Objectives: To assess the efficacy of metformin monotherapy, compared with placebo, diet, insulin, a glucosidase inhibitors, meglitinides, sulphonylureas, and thiazolidinediones, in improving clinical, and biochemical features of type 2 diabetes by using literature review and meta-analysis.
Methods: Systematic review of randomised controlled trials. Cochrane review manager software (RevMan 4.2; Oxford, UK), for managing and analysing the data. We used meta-regression techniques (Stata; StataCorp LP, Texas, USA), to identify possible sources of heterogeneity. We assess all relevant any-language studies identified in searches of the MEDLINE (1966 to September 2003), EMBASE ( 1974 to September 2003), LILACS (1986 to September 2003), Cochrane Library databases, and reference lists of key articles. Contacting manufacturers, for additional unpublished reports. A citation duplication check search was completed. Two reviewers independently rated study quality on the basis of established criteria. We computed weighted mean differences (WMD) for all data emanating for the same scale. Combining data from different scales was achieved using standardized mean differences (SMD). Intention to treat analysis was included. Dichotomous data were expressed as the number of events, and relative risk. All analyses were completed using a random effects model. We undertook sensitivity analyses based on quality, and design. We undertook subgroup analysis on obesity, blood pressure, LDL cholesterol levels, and fibrinogen. We assess for the presence of publication bias.

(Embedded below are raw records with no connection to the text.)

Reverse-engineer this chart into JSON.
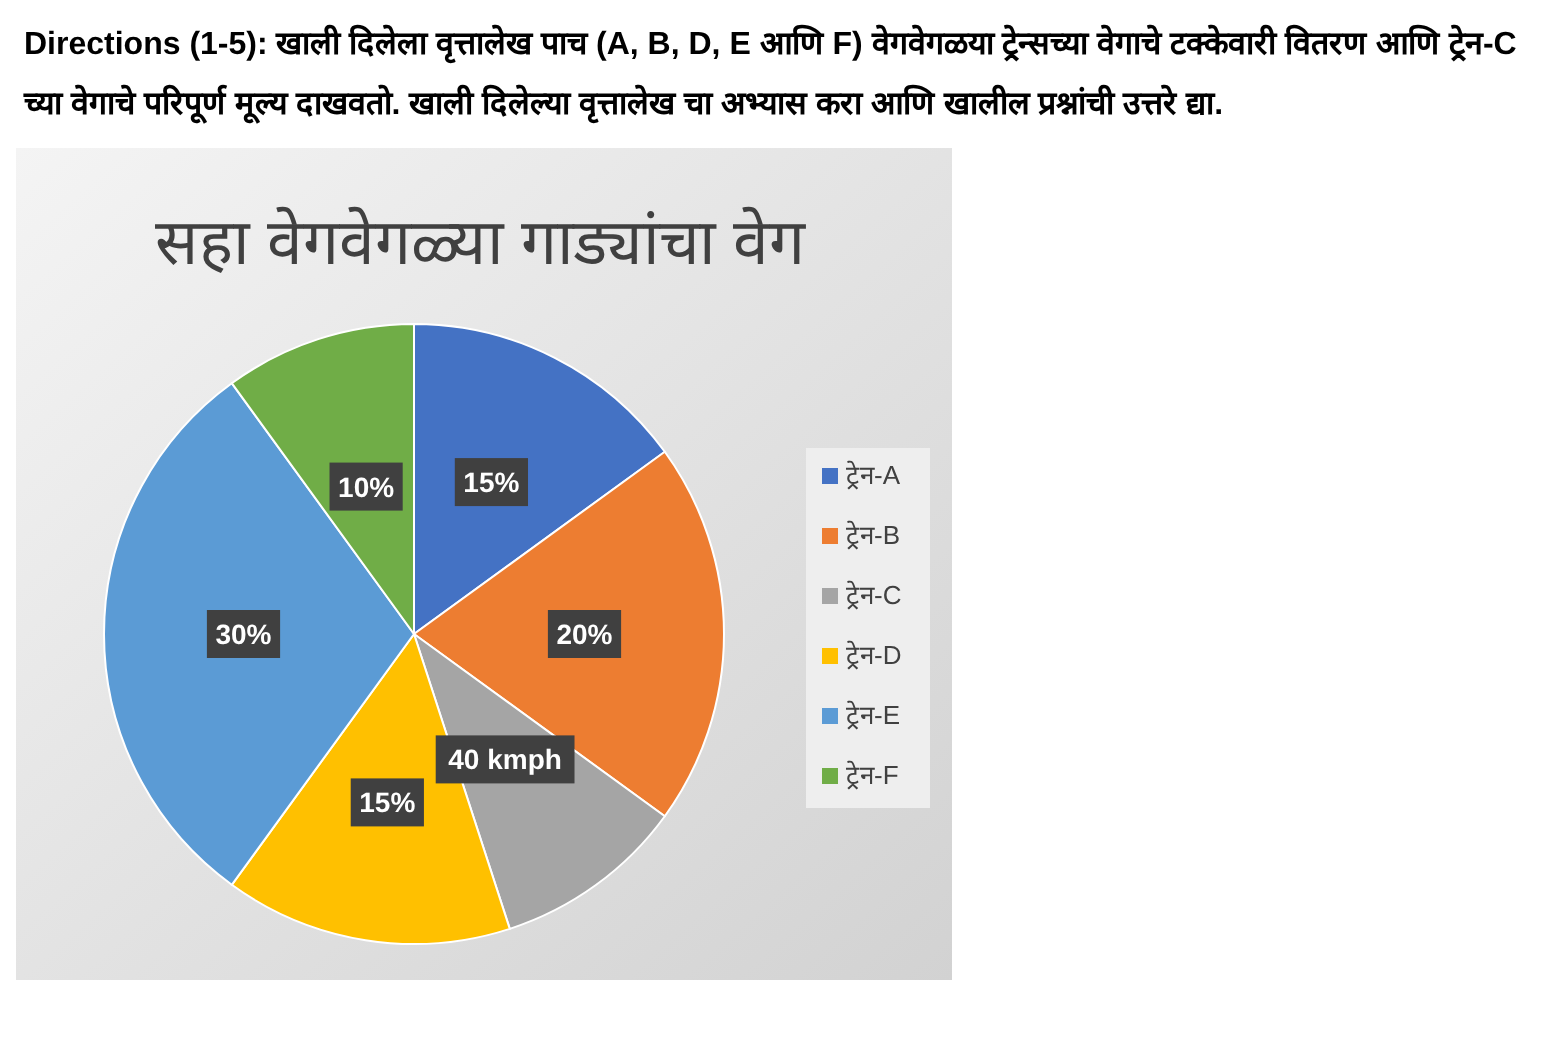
{
  "chart_data": {
    "type": "pie",
    "title": "सहा वेगवेगळ्या गाड्यांचा वेग",
    "categories": [
      "ट्रेन-A",
      "ट्रेन-B",
      "ट्रेन-C",
      "ट्रेन-D",
      "ट्रेन-E",
      "ट्रेन-F"
    ],
    "values": [
      15,
      20,
      10,
      15,
      30,
      10
    ],
    "value_labels": [
      "15%",
      "20%",
      null,
      "15%",
      "30%",
      "10%"
    ],
    "colors": [
      "#4472c4",
      "#ed7d31",
      "#a5a5a5",
      "#ffc000",
      "#5b9bd5",
      "#70ad47"
    ],
    "legend": "right",
    "annotations": [
      {
        "text": "40 kmph",
        "x": "ट्रेन-C"
      },
      "Directions (1-5):  खाली दिलेला वृत्तालेख पाच (A, B, D, E आणि F) वेगवेगळया ट्रेन्सच्या वेगाचे टक्केवारी वितरण आणि ट्रेन-C च्या वेगाचे परिपूर्ण मूल्य दाखवतो. खाली दिलेल्या वृत्तालेख चा अभ्यास करा आणि खालील प्रश्नांची उत्तरे द्या."
    ]
  }
}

Results: 29 trials with 36 arms were identified (metformin 36, sulphonylureas 13, placebo 12, diet 3, thiazolidinediones 3, meglitinides 2, a glucosidase inhibitors 2, and insulin 1). There was no obvious publication or related bias. With the exception of obesity reported in 17 studies, we were unable to complete other planned subgroup analyses because of a paucity of data. No trial reported specific results for participants older than 65 years of age. Intensive metformin showed more benefit than sulphonylureas or insulin for any clinical end point related to diabetes (relative risk 0.78, 95% confidence interval 0.65 to 0.94), and more benefit than conventional intervention (0.74, 0.60 to 0.90). Metformin had more benefit on glycated haemoglobin than placebo (weighted mean difference 1.06% (95% confidence interval -1.38 to -0.73)), diet (-1.44% ( 2.62 to -0.26)), and thiazolidinediones (-0.24% (-0.46 to -0.02)), and more benefit on body mass index than sulphonylureas (standardised mean difference -0.58 (-1.00 to -0.16)).
Conclusion: In the long-term intensive metformin has a significant risk reduction for any clinical end point related to diabetes. More benefit is achieved in overweight patients. There are not long term trials for comparing more recent drugs with metformin for primary outcomes. Placebo, diet, insulin, and the rest of oral agents fail to present more benefit than metformin for secondary outcomes.